Capítulo 75
A Aparição do Imperador (5)
No Vaticano, Helmut deitava em seu sofá e olhava fixamente para frente. À sua frente, estava um grupo de indivíduos vestidos com ternos representando os Sacerdotes Negros. O odor desagradável de incenso que enchia a sala parecia deixá-los desconfortáveis, mas não havia nada que pudessem fazer sobre isso. Eles esperavam silenciosamente que a tempestade passasse.

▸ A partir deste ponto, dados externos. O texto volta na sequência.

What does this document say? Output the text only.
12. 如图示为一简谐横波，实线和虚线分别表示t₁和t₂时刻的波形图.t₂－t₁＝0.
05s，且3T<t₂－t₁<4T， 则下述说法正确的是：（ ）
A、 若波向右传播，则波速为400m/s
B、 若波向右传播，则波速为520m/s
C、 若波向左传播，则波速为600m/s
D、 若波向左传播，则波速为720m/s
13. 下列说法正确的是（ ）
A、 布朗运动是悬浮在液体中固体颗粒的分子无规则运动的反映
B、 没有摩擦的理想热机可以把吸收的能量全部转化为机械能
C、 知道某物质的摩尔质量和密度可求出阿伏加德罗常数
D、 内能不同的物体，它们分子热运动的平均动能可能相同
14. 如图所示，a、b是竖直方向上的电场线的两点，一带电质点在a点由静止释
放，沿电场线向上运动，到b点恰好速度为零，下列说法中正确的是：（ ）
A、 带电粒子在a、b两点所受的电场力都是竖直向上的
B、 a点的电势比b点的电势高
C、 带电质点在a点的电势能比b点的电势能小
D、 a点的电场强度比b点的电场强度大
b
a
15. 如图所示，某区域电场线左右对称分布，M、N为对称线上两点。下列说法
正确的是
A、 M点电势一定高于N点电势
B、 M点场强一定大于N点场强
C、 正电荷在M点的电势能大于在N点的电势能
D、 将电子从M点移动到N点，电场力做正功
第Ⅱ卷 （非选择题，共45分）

Aos pés de Helmut estava um dos Sacerdotes Negros que haviam sido enviados por ele para ameaçar a Santa, deitado de bruços e implorando. Mas, ao invés de cumprir seu dever, ele tentou persuadir Helmut, o que fez com que todos se perguntassem o que havia acontecido com ele durante sua missão.
— Vossa Santidade, não estou tentando ir contra você. Eu nunca faria isso. É só que…
— Então o que está tentando fazer? — Helmut perguntou.
— A nova Santa não é uma Santa comum, Vossa Santidade. — Disse firmemente o Sacerdote Negro.
O Papa olhou silenciosamente para os outros Sacerdotes Negros. A maioria deles estava impassível, mas alguns estavam olhando para o companheiro deitado de rosto para baixo com uma expressão de escárnio; tal atitude e expressão eram naturais para eles, considerando que eram Inquisidores que buscavam hereges e ouviam todo tipo de informação apostólica deles. Por esse motivo, Helmut nunca imaginara que um Sacerdote Negro poderia confrontá-lo.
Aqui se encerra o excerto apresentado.